I've sucessfully rolled my own roles and permissions based authorisation system:
- Roles and Permissions are both models in the database that have a many-to-many relationship through another table.
- Users belong_to a role and have_many permissions through that role
- Admin users are able to create new roles and define which permissions go with which roles.
- Controllers and Views check the current user has particular permissions before acting or rendering certain things.
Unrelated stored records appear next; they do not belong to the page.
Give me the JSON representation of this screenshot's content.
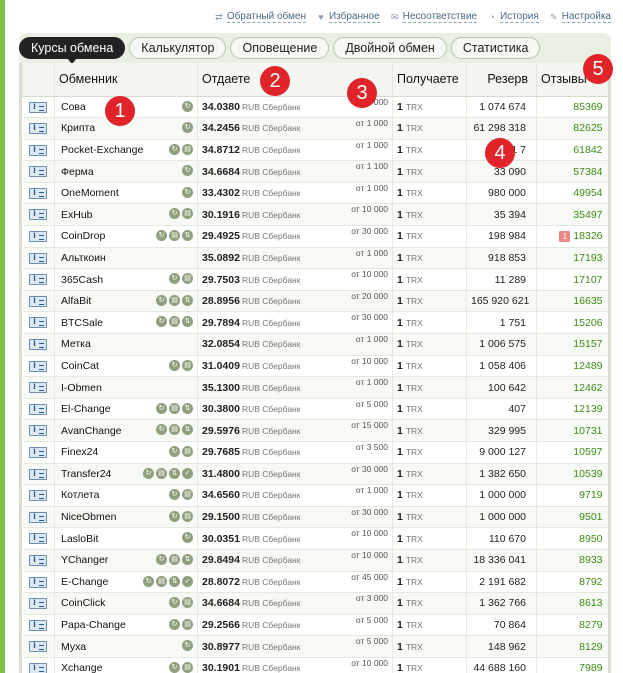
{
  "toplinks": [
    {
      "label": "Обратный обмен",
      "icon": "swap-icon"
    },
    {
      "label": "Избранное",
      "icon": "heart-icon"
    },
    {
      "label": "Несоответствие",
      "icon": "mail-icon"
    },
    {
      "label": "История",
      "icon": "history-icon"
    },
    {
      "label": "Настройка",
      "icon": "wrench-icon"
    }
  ],
  "tabs": [
    {
      "label": "Курсы обмена",
      "active": true
    },
    {
      "label": "Калькулятор"
    },
    {
      "label": "Оповещение"
    },
    {
      "label": "Двойной обмен"
    },
    {
      "label": "Статистика"
    }
  ],
  "headers": {
    "exchanger": "Обменник",
    "give": "Отдаете",
    "get": "Получаете",
    "reserve": "Резерв",
    "reviews": "Отзывы"
  },
  "markers": [
    "1",
    "2",
    "3",
    "4",
    "5"
  ],
  "give_currency": "RUB Сбербанк",
  "get_amount": "1",
  "get_currency": "TRX",
  "rows": [
    {
      "name": "Сова",
      "rate": "34.0380",
      "min": "от 1 000",
      "reserve": "1 074 674",
      "reviews": "85369",
      "icons": 1
    },
    {
      "name": "Крипта",
      "rate": "34.2456",
      "min": "от 1 000",
      "reserve": "61 298 318",
      "reviews": "82625",
      "icons": 1
    },
    {
      "name": "Pocket-Exchange",
      "rate": "34.8712",
      "min": "от 1 000",
      "reserve": "1 1 7",
      "reviews": "61842",
      "icons": 2
    },
    {
      "name": "Ферма",
      "rate": "34.6684",
      "min": "от 1 100",
      "reserve": "33 090",
      "reviews": "57384",
      "icons": 1
    },
    {
      "name": "OneMoment",
      "rate": "33.4302",
      "min": "от 1 000",
      "reserve": "980 000",
      "reviews": "49954",
      "icons": 1
    },
    {
      "name": "ExHub",
      "rate": "30.1916",
      "min": "от 10 000",
      "reserve": "35 394",
      "reviews": "35497",
      "icons": 2
    },
    {
      "name": "CoinDrop",
      "rate": "29.4925",
      "min": "от 30 000",
      "reserve": "198 984",
      "reviews": "18326",
      "icons": 3,
      "badge": "1"
    },
    {
      "name": "Альткоин",
      "rate": "35.0892",
      "min": "от 1 000",
      "reserve": "918 853",
      "reviews": "17193",
      "icons": 0
    },
    {
      "name": "365Cash",
      "rate": "29.7503",
      "min": "от 10 000",
      "reserve": "11 289",
      "reviews": "17107",
      "icons": 2
    },
    {
      "name": "AlfaBit",
      "rate": "28.8956",
      "min": "от 20 000",
      "reserve": "165 920 621",
      "reviews": "16635",
      "icons": 3
    },
    {
      "name": "BTCSale",
      "rate": "29.7894",
      "min": "от 30 000",
      "reserve": "1 751",
      "reviews": "15206",
      "icons": 3
    },
    {
      "name": "Метка",
      "rate": "32.0854",
      "min": "от 1 000",
      "reserve": "1 006 575",
      "reviews": "15157",
      "icons": 0
    },
    {
      "name": "CoinCat",
      "rate": "31.0409",
      "min": "от 10 000",
      "reserve": "1 058 406",
      "reviews": "12489",
      "icons": 2
    },
    {
      "name": "I-Obmen",
      "rate": "35.1300",
      "min": "от 1 000",
      "reserve": "100 642",
      "reviews": "12462",
      "icons": 0
    },
    {
      "name": "El-Change",
      "rate": "30.3800",
      "min": "от 5 000",
      "reserve": "407",
      "reviews": "12139",
      "icons": 3
    },
    {
      "name": "AvanChange",
      "rate": "29.5976",
      "min": "от 15 000",
      "reserve": "329 995",
      "reviews": "10731",
      "icons": 3
    },
    {
      "name": "Finex24",
      "rate": "29.7685",
      "min": "от 3 500",
      "reserve": "9 000 127",
      "reviews": "10597",
      "icons": 2
    },
    {
      "name": "Transfer24",
      "rate": "31.4800",
      "min": "от 30 000",
      "reserve": "1 382 650",
      "reviews": "10539",
      "icons": 4
    },
    {
      "name": "Котлета",
      "rate": "34.6560",
      "min": "от 1 000",
      "reserve": "1 000 000",
      "reviews": "9719",
      "icons": 2
    },
    {
      "name": "NiceObmen",
      "rate": "29.1500",
      "min": "от 30 000",
      "reserve": "1 000 000",
      "reviews": "9501",
      "icons": 2
    },
    {
      "name": "LasloBit",
      "rate": "30.0351",
      "min": "от 10 000",
      "reserve": "110 670",
      "reviews": "8950",
      "icons": 1
    },
    {
      "name": "YChanger",
      "rate": "29.8494",
      "min": "от 10 000",
      "reserve": "18 336 041",
      "reviews": "8933",
      "icons": 3
    },
    {
      "name": "E-Change",
      "rate": "28.8072",
      "min": "от 45 000",
      "reserve": "2 191 682",
      "reviews": "8792",
      "icons": 4
    },
    {
      "name": "CoinClick",
      "rate": "34.6684",
      "min": "от 3 000",
      "reserve": "1 362 766",
      "reviews": "8613",
      "icons": 2
    },
    {
      "name": "Papa-Change",
      "rate": "29.2566",
      "min": "от 5 000",
      "reserve": "70 864",
      "reviews": "8279",
      "icons": 2
    },
    {
      "name": "Муха",
      "rate": "30.8977",
      "min": "от 5 000",
      "reserve": "148 962",
      "reviews": "8129",
      "icons": 1
    },
    {
      "name": "Xchange",
      "rate": "30.1901",
      "min": "от 10 000",
      "reserve": "44 688 160",
      "reviews": "7989",
      "icons": 2
    }
  ]
}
It all works wonderfully. Here's a key part of the code which gets included into application_controller,rb
:
def permitted_action (permission_names)
# if the users permissions do not instersect with those given then redirect to root
redirect_to(root_url) if (permission_names & current_user.permissions.map(&:name)).empty?
end
and here's a controller validating user permissions:
before_action only: [:new, :create] do
permitted_action ['create_user']
end
My problem is that permissions are DB rows with unique string names, and I use the names when I want to identify the permissions. So I seed the DB with all the permissions that I need, and then when a View or Controller needs to check the permission I need to get the permission name right at that point. If I check for permission "add_user" but in the db the permission name is "add_users" it goes wrong.
Then in testing I have to put all the permissions in again as fixtures, and get all the names right again.
When I add functionality that requires more permissions I have to add these permissions in with the same string in at least 3 different places. That seems like the wrong thing to me.
Ideally the controllers would define what the permissions are that they use, and the db/seeds.rb file would pick up those and seed the db, and the test fixtures would also pick them up, but I'm not sure if this is possible.
How should I structure this?
Edit:
I think what would help me is a fixtures parser that feeds the db/seeds.rb file. Taking something like this from permissions.yml
:
archive_tally:
name: archive_tally
description: Archive or make active any tally
category: 3
And spitting out something like this:
archive_tally = Permission.find_or_initiate_by_name("archive_tally")
archive_tally.description = "Archive or make active any tally"
archive_tally.category = 3
archive_tally.save!
I don't think this sort of thing exists yet.